I recently watched Pay it Forward – and it has quickly became one of my favourite movies. For the past two years I volunteer at a homeless shelter over the christmas break – and I will be doing it again – It’s such a rewarding experience and a wonderful opportunity to give something back to society.
thanks rainbow! feels good to REMEMBER how it really is, ya know?
linda-i love the volunteer action. when my clients or friends are obsessing about whatevs i say GIVE GIVE GIVE as you will gain more or at least as much as those you help! great quote i read in body and soul mag (sorry can not remember who said it) DON’T THINK LESS OF YOURSELF…THINK OF YOURSELF LESS. And i add, think of others more
love love love
your crazy sexy life coach,
terri
Just the reminder I needed. I’ve gone through some family drama the past 2 years and I really need a peaceful Christmas. Thanks Terri. I will remember what you’ve said. I’ve been trying to seriously implement these beliefs into my life for about a year now. I am the one who controls how I feel No one else. I can be happy this holiday season. xoxoxo
Don’t think less of yourself…think of yourself less – Thanks, really like that quote and will make a note of it to remember going forward!
melissa-
yes you WILL be happy this holiday season CONGRATS for the re realization!!
xo
I needed this today! Thank you so much for sharing your perspective.

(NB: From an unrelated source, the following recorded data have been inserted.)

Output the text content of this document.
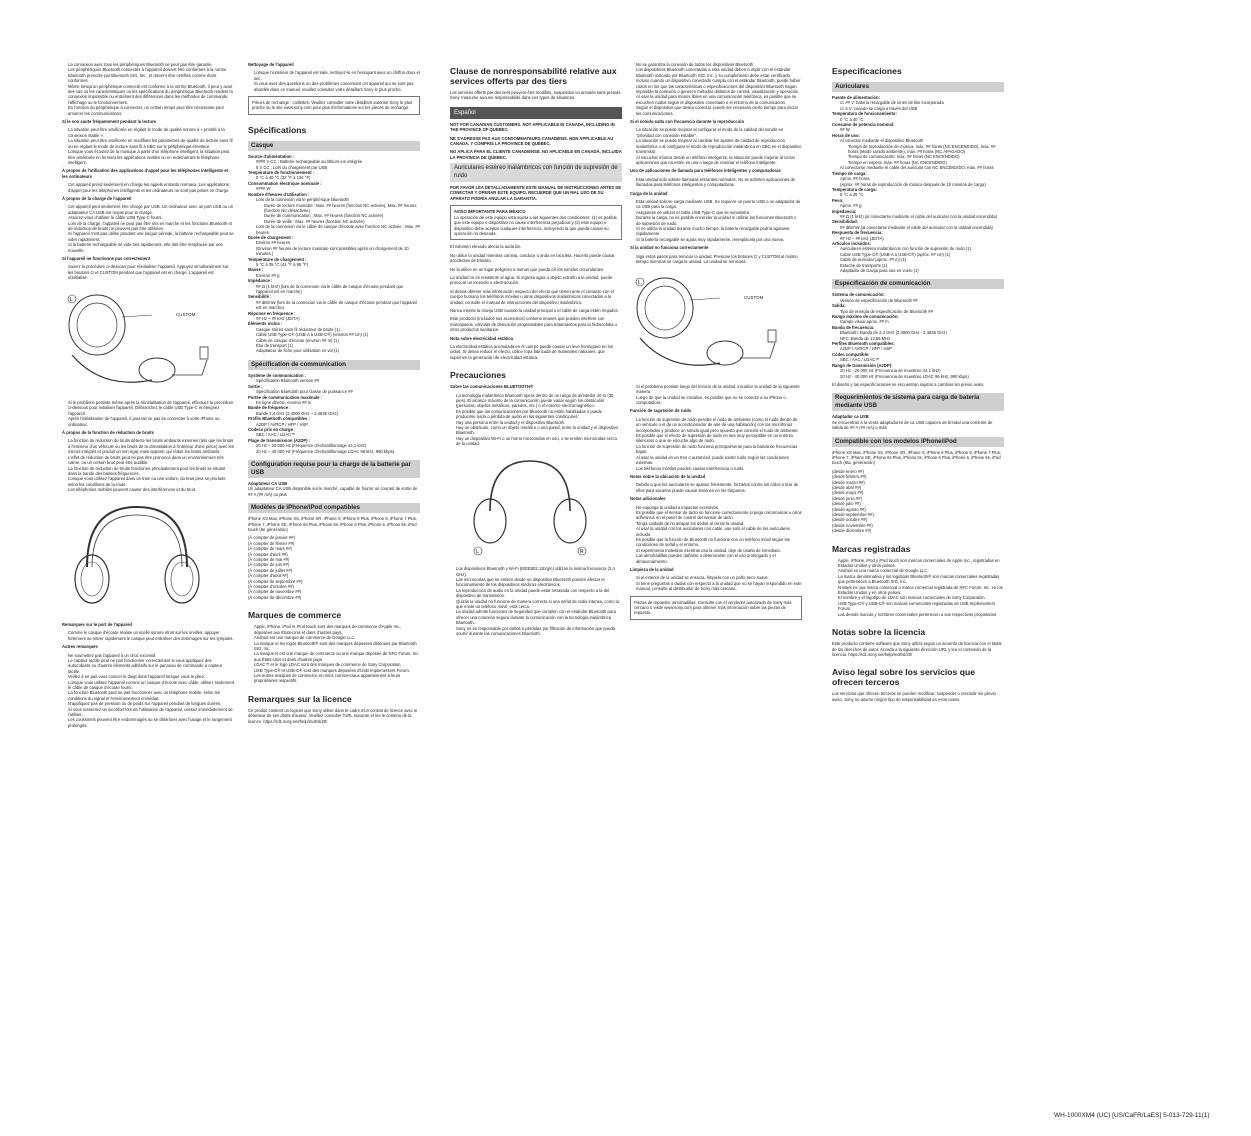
• La connexion avec tous les périphériques Bluetooth ne peut pas être garantie.
• Les périphériques Bluetooth connectés à l'appareil doivent être conformes à la norme Bluetooth prescrite par Bluetooth SIG, Inc., et doivent être certifiés comme étant conformes.
• Même lorsqu'un périphérique connecté est conforme à la norme Bluetooth, il peut y avoir des cas où les caractéristiques ou les spécifications du périphérique Bluetooth rendent la connexion impossible ou entraînent des différences dans les méthodes de commande, l'affichage ou le fonctionnement.
• En fonction du périphérique à connecter, un certain temps peut être nécessaire pour amorcer les communications.
Si le son saute fréquemment pendant la lecture
• La situation peut être améliorée en réglant le mode de qualité sonore à « priorité à la connexion stable ».
• La situation peut être améliorée en modifiant les paramètres de qualité de lecture sans fil ou en réglant le mode de lecture sans fil à SBC sur le périphérique émetteur.
• Lorsque vous écoutez de la musique à partir d'un téléphone intelligent, la situation peut être améliorée en fermant les applications inutiles ou en redémarrant le téléphone intelligent.
À propos de l'utilisation des applications d'appel pour les téléphones intelligents et les ordinateurs
• Cet appareil prend seulement en charge les appels entrants normaux. Les applications d'appel pour les téléphones intelligents et les ordinateurs ne sont pas prises en charge.
À propos de la charge de l'appareil
• Cet appareil peut seulement être chargé par USB. Un ordinateur avec un port USB ou un adaptateur CA USB est requis pour la charge.
• Assurez-vous d'utiliser le câble USB Type-C fourni.
• Lors de la charge, l'appareil ne peut pas être mis en marche et les fonctions Bluetooth et de réduction de bruits ne peuvent pas être utilisées.
• Si l'appareil n'est pas utilisé pendant une longue période, la batterie rechargeable peut se vider rapidement.
• Si la batterie rechargeable se vide très rapidement, elle doit être remplacée par une nouvelle.
Si l'appareil ne fonctionne pas correctement
• Suivez la procédure ci-dessous pour réinitialiser l'appareil. Appuyez simultanément sur les boutons ⏻ et CUSTOM pendant que l'appareil est en charge. L'appareil est réinitialisé.
L
CUSTOM
• Si le problème persiste même après la réinitialisation de l'appareil, effectuez la procédure ci-dessous pour initialiser l'appareil. Débranchez le câble USB Type-C et éteignez l'appareil.
• Après l'initialisation de l'appareil, il pourrait ne pas se connecter à votre iPhone ou ordinateur.
À propos de la fonction de réduction de bruits
• La fonction de réduction de bruits détecte les bruits ambiants externes (tels que les bruits à l'intérieur d'un véhicule ou les bruits de la climatisation à l'intérieur d'une pièce) avec les micros intégrés et produit un son égal, mais opposé, qui réduit les bruits ambiants.
• L'effet de réduction de bruits peut ne pas être prononcé dans un environnement très calme, ou un certain bruit peut être audible.
• La fonction de réduction de bruits fonctionne principalement pour les bruits se situant dans la bande des basses fréquences.
• Lorsque vous utilisez l'appareil dans un train ou une voiture, du bruit peut se produire selon les conditions de la route.
• Les téléphones mobiles peuvent causer des interférences et du bruit.
Remarques sur le port de l'appareil
• Comme le casque d'écoute réalise un scellé sonore étroit sur les oreilles, appuyer fortement ou retirer rapidement le casque peut entraîner des dommages sur les tympans.
Autres remarques
• Ne soumettez pas l'appareil à un choc excessif.
• Le capteur tactile peut ne pas fonctionner correctement si vous appliquez des autocollants ou d'autres éléments adhésifs sur le panneau de commande à capteur tactile.
• Veillez à ne pas vous coincer le doigt dans l'appareil lorsque vous le pliez.
• Lorsque vous utilisez l'appareil comme un casque d'écoute avec câble, utilisez seulement le câble de casque d'écoute fourni.
• La fonction Bluetooth peut ne pas fonctionner avec un téléphone mobile, selon les conditions du signal et l'environnement immédiat.
• N'appliquez pas de pression ou de poids sur l'appareil pendant de longues durées.
• Si vous ressentez un inconfort lors de l'utilisation de l'appareil, cessez immédiatement de l'utiliser.
• Les coussinets peuvent être endommagés ou se détériorer avec l'usage et le rangement prolongés.
Nettoyage de l'appareil
• Lorsque l'extérieur de l'appareil est sale, nettoyez-le en l'essuyant avec un chiffon doux et sec.
• Si vous avez des questions ou des problèmes concernant cet appareil qui ne sont pas abordés dans ce manuel, veuillez consulter votre détaillant Sony le plus proche.
Pièces de rechange : coillettes. Veuillez consulter votre détaillant autorisé Sony le plus proche ou le site www.sony.com pour plus d'informations sur les pièces de rechange.
Spécifications
Casque
Source d'alimentation :
#### V CC : Batterie rechargeable au lithium-ion intégrée
5 V CC : Lors du chargement par USB
Température de fonctionnement :
0 °C à 40 °C (32 °F à 104 °F)
Consommation électrique nominale :
#### W
Nombre d'heures d'utilisation :
Lors de la connexion via le périphérique Bluetooth
Durée de lecture musicale : Max. ## heures (fonction NC activée), Max. ## heures (fonction NC désactivée)
Durée de communication : Max. ## heures (fonction NC activée)
Durée de veille : Max. ## heures (fonction NC activée)
Lors de la connexion via le câble de casque d'écoute avec fonction NC activée : Max. ## heures
Durée de chargement :
Environ ## heures
(Environ ## heures de lecture musicale sont possibles après un chargement de 10 minutes.)
Température de chargement :
5 °C à 35 °C (41 °F à 95 °F)
Masse :
Environ ## g
Impédance :
## Ω (1 kHz) (lors de la connexion via le câble de casque d'écoute pendant que l'appareil est en marche)
Sensibilité :
## dB/mW (lors de la connexion via le câble de casque d'écoute pendant que l'appareil est en marche)
Réponse en fréquence :
## Hz – ## kHz (JEITA)
Éléments inclus :
Casque stéréo sans fil réducteur de bruits (1)
Câble USB Type-C® (USB-A à USB-C®) (environ ## cm) (1)
Câble de casque d'écoute (environ ## m) (1)
Étui de transport (1)
Adaptateur de fiche pour utilisation en vol (1)
Spécification de communication
Système de communication :
Spécification Bluetooth version ##
Sortie :
Spécification Bluetooth pour classe de puissance ##
Portée de communication maximale :
En ligne directe, environ ## m
Bande de fréquence :
Bande 2,4 GHz (2,4000 GHz – 2,4835 GHz)
Profils Bluetooth compatibles :
A2DP / AVRCP / HFP / HSP
Codecs pris en charge :
SBC / AAC / LDAC™
Plage de transmission (A2DP) :
20 Hz – 20 000 Hz (Fréquence d'échantillonnage 44,1 kHz)
20 Hz – 40 000 Hz (Fréquence d'échantillonnage LDAC 96 kHz, 990 kbps)
Configuration requise pour la charge de la batterie par USB
Adaptateur CA USB
Un adaptateur CA USB disponible sur le marché, capable de fournir un courant de sortie de ## A (## mA) ou plus
Modèles de iPhone/iPod compatibles
iPhone XS Max, iPhone XS, iPhone XR, iPhone X, iPhone 8 Plus, iPhone 8, iPhone 7 Plus, iPhone 7, iPhone SE, iPhone 6s Plus, iPhone 6s, iPhone 6 Plus, iPhone 6, iPhone 5s, iPod touch (6e génération)
(À compter de janvier ##)
(À compter de février ##)
(À compter de mars ##)
(À compter d'avril ##)
(À compter de mai ##)
(À compter de juin ##)
(À compter de juillet ##)
(À compter d'août ##)
(À compter de septembre ##)
(À compter d'octobre ##)
(À compter de novembre ##)
(À compter de décembre ##)
Marques de commerce
• Apple, iPhone, iPod et iPod touch sont des marques de commerce d'Apple Inc., déposées aux États-Unis et dans d'autres pays.
• Android est une marque de commerce de Google LLC.
• La marque et les logos Bluetooth® sont des marques déposées détenues par Bluetooth SIG, Inc.
• La marque N est une marque de commerce ou une marque déposée de NFC Forum, Inc. aux États-Unis et dans d'autres pays.
• LDAC™ et le logo LDAC sont des marques de commerce de Sony Corporation.
• USB Type-C® et USB-C® sont des marques déposées d'USB Implementers Forum.
• Les autres marques de commerce et noms commerciaux appartiennent à leurs propriétaires respectifs.
Remarques sur la licence
Ce produit contient un logiciel que Sony utilise dans le cadre d'un contrat de licence avec le détenteur de ses droits d'auteur. Veuillez consulter l'URL suivante et lire le contenu de la licence. https://rd1.sony.net/help/mdr/sl/20/
Clause de nonresponsabilité relative aux services offerts par des tiers
Les services offerts par des tiers peuvent être modifiés, suspendus ou annulés sans préavis. Sony n'assume aucune responsabilité dans ces types de situations.
Español
NOT FOR CANADIAN CUSTOMERS. NOT APPLICABLE IN CANADA, INCLUDING IN THE PROVINCE OF QUEBEC.
NE S'ADRESSE PAS AUX CONSOMMATEURS CANADIENS. NON APPLICABLE AU CANADA, Y COMPRIS LA PROVINCE DE QUÉBEC.
NO APLICA PARA EL CLIENTE CANADIENSE. NO APLICABLE EN CANADÁ, INCLUIDA LA PROVINCIA DE QUEBEC.
Auriculares estéreo inalámbricos con función de supresión de ruido
POR FAVOR LEA DETALLADAMENTE ESTE MANUAL DE INSTRUCCIONES ANTES DE CONECTAR Y OPERAR ESTE EQUIPO. RECUERDE QUE UN MAL USO DE SU APARATO PODRÍA ANULAR LA GARANTÍA.
AVISO IMPORTANTE PARA MÉXICO
La operación de este equipo está sujeta a las siguientes dos condiciones: (1) es posible que este equipo o dispositivo no cause interferencia perjudicial y (2) este equipo o dispositivo debe aceptar cualquier interferencia, incluyendo la que pueda causar su operación no deseada.
El volumen elevado afecta la audición.
No utilice la unidad mientras camina, conduce o anda en bicicleta. Hacerlo puede causar accidentes de tránsito.
No la utilice en un lugar peligroso a menos que pueda oír los sonidos circundantes.
La unidad no es resistente al agua. Si ingresa agua u objeto extraño a la unidad, puede provocar un incendio o electrocución.
Si desea obtener más información respecto del efecto que tienen ante el contacto con el cuerpo humano los teléfonos móviles u otros dispositivos inalámbricos conectados a la unidad, consulte el manual de instrucciones del dispositivo inalámbrico.
Nunca inserte la clavija USB cuando la unidad principal o el cable de carga estén mojados.
Este producto (incluidos sus accesorios) contiene imanes que pueden interferir con marcapasos, válvulas de derivación programables para tratamientos para la hidrocefalia u otros productos sanitarios.
Nota sobre electricidad estática
La electricidad estática acumulada en el cuerpo puede causar un leve hormigueo en los oídos. Si desea reducir el efecto, utilice ropa fabricada de materiales naturales, que suprimen la generación de electricidad estática.
Precauciones
Sobre las comunicaciones BLUETOOTH®
• La tecnología inalámbrica Bluetooth opera dentro de un rango de alrededor 10 m (30 pies). El alcance máximo de la comunicación puede variar según los obstáculos (personas, objetos metálicos, paredes, etc.) o el entorno electromagnético.
• Es posible que las comunicaciones por Bluetooth no estén habilitadas o puede producirse ruido o pérdida de audio en las siguientes condiciones:
• Hay una persona entre la unidad y el dispositivo Bluetooth.
• Hay un obstáculo, como un objeto metálico o una pared, entre la unidad y el dispositivo Bluetooth.
• Hay un dispositivo Wi-Fi o un horno microondas en uso, o se emiten microondas cerca de la unidad.
L	R
• Los dispositivos Bluetooth y Wi-Fi (IEEE802.11b/g/n) utilizan la misma frecuencia (2,4 GHz).
• Las microondas que se emiten desde un dispositivo Bluetooth pueden afectar el funcionamiento de los dispositivos médicos electrónicos.
• La reproducción de audio en la unidad puede estar retrasada con respecto a la del dispositivo de transmisión.
• Quizás la unidad no funcione de manera correcta si una señal de radio intensa, como la que emite un teléfono móvil, está cerca.
• La unidad admite funciones de seguridad que cumplen con el estándar Bluetooth para ofrecer una conexión segura durante la comunicación con la tecnología inalámbrica Bluetooth.
• Sony no es responsable por daños o pérdidas por filtración de información que pueda ocurrir durante las comunicaciones Bluetooth.
• No se garantiza la conexión de todos los dispositivos Bluetooth.
• Los dispositivos Bluetooth conectados a esta unidad deben cumplir con el estándar Bluetooth indicado por Bluetooth SIG, Inc. y su cumplimiento debe estar certificado.
• Incluso cuando un dispositivo conectado cumpla con el estándar Bluetooth, puede haber casos en los que las características o especificaciones del dispositivo Bluetooth hagan imposible la conexión o generen métodos distintos de control, visualización y operación.
• Al usar la unidad para manos libres en una comunicación telefónica, es posible que se escuchen ruidos según el dispositivo conectado o el entorno de la comunicación.
• Según el dispositivo que desea conectar, puede ser necesario cierto tiempo para iniciar las comunicaciones.
Si el sonido salta con frecuencia durante la reproducción
• La situación se puede mejorar al configurar el modo de la calidad del sonido en "prioridad con conexión estable".
• La situación se puede mejorar al cambiar los ajustes de calidad de reproducción inalámbrica o al configurar el modo de reproducción inalámbrica en SBC en el dispositivo transmisor.
• Al escuchar música desde un teléfono inteligente, la situación puede mejorar al cerrar aplicaciones que no estén en uso o luego de reiniciar el teléfono inteligente.
Uso de aplicaciones de llamada para teléfonos inteligentes y computadoras
• Esta unidad solo admite llamadas entrantes normales. No se admiten aplicaciones de llamadas para teléfonos inteligentes y computadoras.
Carga de la unidad
• Esta unidad solo se carga mediante USB. Se requiere un puerto USB o un adaptador de ca USB para la carga.
• Asegúrese de utilizar el cable USB Type-C que se suministra.
• Durante la carga, no es posible encender la unidad ni utilizar las funciones Bluetooth o de supresión de ruido.
• Si no utiliza la unidad durante mucho tiempo, la batería recargable podría agotarse rápidamente.
• Si la batería recargable se agota muy rápidamente, reemplácela por una nueva.
Si la unidad no funciona correctamente
• Siga estos pasos para reiniciar la unidad. Presione los botones ⏻ y CUSTOM al mismo tiempo mientras se carga la unidad. La unidad se reiniciará.
L
CUSTOM
• Si el problema persiste luego del reinicio de la unidad, inicialice la unidad de la siguiente manera.
• Luego de que la unidad se inicialice, es posible que no se conecte a su iPhone o computadora.
Función de supresión de ruido
• La función de supresión de ruido percibe el ruido de ambiente (como el ruido dentro de un vehículo o el de un acondicionador de aire de una habitación) con los micrófonos incorporados y produce un sonido igual pero opuesto que cancela el ruido de ambiente.
• Es posible que el efecto de supresión de ruido no sea muy perceptible en un entorno silencioso o que se escuche algo de ruido.
• La función de supresión de ruido funciona principalmente para la banda de frecuencias bajas.
• Al usar la unidad en un tren o automóvil, puede existir ruido según las condiciones externas.
• Los teléfonos móviles pueden causar interferencia o ruido.
Notas sobre la ubicación de la unidad
• Debido a que los auriculares se ajustan firmemente, forzarlos contra los oídos o tirar de ellos para sacarlos puede causar lesiones en los tímpanos.
Notas adicionales
• No exponga la unidad a impactos excesivos.
• Es posible que el sensor de tacto no funcione correctamente si pega calcomanías u otros adhesivos en el panel de control del sensor de tacto.
• Tenga cuidado de no atrapar los dedos al cerrar la unidad.
• Al usar la unidad con los auriculares con cable, use solo el cable de los auriculares incluido.
• Es posible que la función de Bluetooth no funcione con un teléfono móvil según las condiciones de señal y el entorno.
• Si experimenta molestias mientras usa la unidad, deje de usarla de inmediato.
• Las almohadillas pueden dañarse o deteriorarse con el uso prolongado y el almacenamiento.
Limpieza de la unidad
• Si el exterior de la unidad se ensucia, límpielo con un paño seco suave.
• Si tiene preguntas o dudas con respecto a la unidad que no se hayan respondido en este manual, consulte al distribuidor de Sony más cercano.
Piezas de repuesto: almohadillas. Consulte con el vendedor autorizado de Sony más cercano o visite www.sony.com para obtener más información sobre las piezas de repuesto.
Especificaciones
Auriculares
Fuente de alimentación:
cc ## V: batería recargable de iones de litio incorporada
cc 5 V: cuando se carga a través del USB
Temperatura de funcionamiento:
0 °C a 40 °C
Consumo de potencia nominal:
## W
Horas de uso:
Al conectar mediante el dispositivo Bluetooth
Tiempo de reproducción de música: máx. ## horas (NC ENCENDIDO), máx. ## horas (Modo sonido ambiente), máx. ## horas (NC APAGADO)
Tiempo de comunicación: máx. ## horas (NC ENCENDIDO)
Tiempo en espera: máx. ## horas (NC ENCENDIDO)
Al conectarse mediante el cable del auricular con NC ENCENDIDO: máx. ## horas
Tiempo de carga:
Aprox. ## horas
(Aprox. ## horas de reproducción de música después de 10 minutos de carga)
Temperatura de carga:
5 °C a 35 °C
Peso:
Aprox. ## g
Impedancia:
## Ω (1 kHz) (al conectarse mediante el cable del auricular con la unidad encendida)
Sensibilidad:
## dB/mW (al conectarse mediante el cable del auricular con la unidad encendida)
Respuesta de frecuencia:
## Hz – ## kHz (JEITA)
Artículos incluidos:
Auriculares estéreo inalámbricos con función de supresión de ruido (1)
Cable USB Type-C® (USB-A a USB-C®) (aprox. ## cm) (1)
Cable de auricular (aprox. ## m) (1)
Estuche de transporte (1)
Adaptador de clavija para uso en vuelo (1)
Especificación de comunicación
Sistema de comunicación:
Versión de especificación de Bluetooth ##
Salida:
Tipo de energía de especificación de Bluetooth ##
Rango máximo de comunicación:
Campo visual aprox. ## m
Banda de frecuencia:
Bluetooth: Banda de 2,4 GHz (2,4000 GHz - 2,4835 GHz)
NFC: Banda de 13,56 MHz
Perfiles Bluetooth compatibles:
A2DP / AVRCP / HFP / HSP
Códec compatible:
SBC / AAC / LDAC™
Rango de transmisión (A2DP):
20 Hz - 20 000 Hz (Frecuencia de muestreo 44,1 kHz)
20 Hz - 40 000 Hz (Frecuencia de muestreo LDAC 96 kHz, 990 kbps)
El diseño y las especificaciones se encuentran sujetos a cambios sin previo aviso.
Requerimientos de sistema para carga de batería mediante USB
Adaptador ca USB
Se encuentran a la venta adaptadores de ca USB capaces de brindar una corriente de salida de ## A (## mA) o más
Compatible con los modelos iPhone/iPod
iPhone XS Max, iPhone XS, iPhone XR, iPhone X, iPhone 8 Plus, iPhone 8, iPhone 7 Plus, iPhone 7, iPhone SE, iPhone 6s Plus, iPhone 6s, iPhone 6 Plus, iPhone 6, iPhone 5s, iPod touch (6ta. generación)
(desde enero ##)
(desde febrero ##)
(desde marzo ##)
(desde abril ##)
(desde mayo ##)
(desde junio ##)
(desde julio ##)
(desde agosto ##)
(desde septiembre ##)
(desde octubre ##)
(desde noviembre ##)
(desde diciembre ##)
Marcas registradas
• Apple, iPhone, iPod y iPod touch son marcas comerciales de Apple Inc., registradas en Estados Unidos y otros países.
• Android es una marca comercial de Google LLC.
• La marca denominativa y los logotipos Bluetooth® son marcas comerciales registradas que pertenecen a Bluetooth SIG, Inc.
• N-Mark es una marca comercial o marca comercial registrada de NFC Forum, Inc. en los Estados Unidos y en otros países.
• El nombre y el logotipo de LDAC son marcas comerciales de Sony Corporation.
• USB Type-C® y USB-C® son marcas comerciales registradas de USB Implementers Forum.
• Las demás marcas y nombres comerciales pertenecen a sus respectivos propietarios.
Notas sobre la licencia
Este producto contiene software que Sony utiliza según un acuerdo de licencia con el titular de los derechos de autor. Acceda a la siguiente dirección URL y lea el contenido de la licencia. https://rd1.sony.net/help/mdr/sl/20/
Aviso legal sobre los servicios que ofrecen terceros
Los servicios que ofrecen terceros se pueden modificar, suspender o rescindir sin previo aviso. Sony no asume ningún tipo de responsabilidad en esos casos.
WH-1000XM4 (UC) [US/CaFR/LaES] 5-013-729-11(1)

I finally got the guts this year to request that no one bring alcohol to our family get together. There are several that have issues with that, however my husband and I are the only ones willing to open our home every year for us all to be together. I enjoy the event. The food, the fellowship, but there is always something ugly come from the consumption of alcohol. A couple of the family members have called since the request with dread that they now won’t be able to make it this year due to other commitments. These same family members have been here every year. Their reactions really make me sad that they think more of their tradition to have bourban in their egg nog than their tradition of spending the evenging with us, but I feel good about my decision.
Very comforting post–thanks!
xo
Eco Mama
b-
i am so glad to hear that you feel good about your decision to draw boundaries that make sense for you and your family. it takes courage to be empowered and not the victim so GO YOU!! people are on their own trip about alcohol and what it means to them or their desire NOT to look at their relationship to it. deepak would say become the observer and stay out of judgment-it really is not personal so don’t write that script. continue to do what is right for you and before you know it -it will become the new normal. it feels good to have your boundaries respected even if it means people make a different choice. i hope you enjoy your time with your family!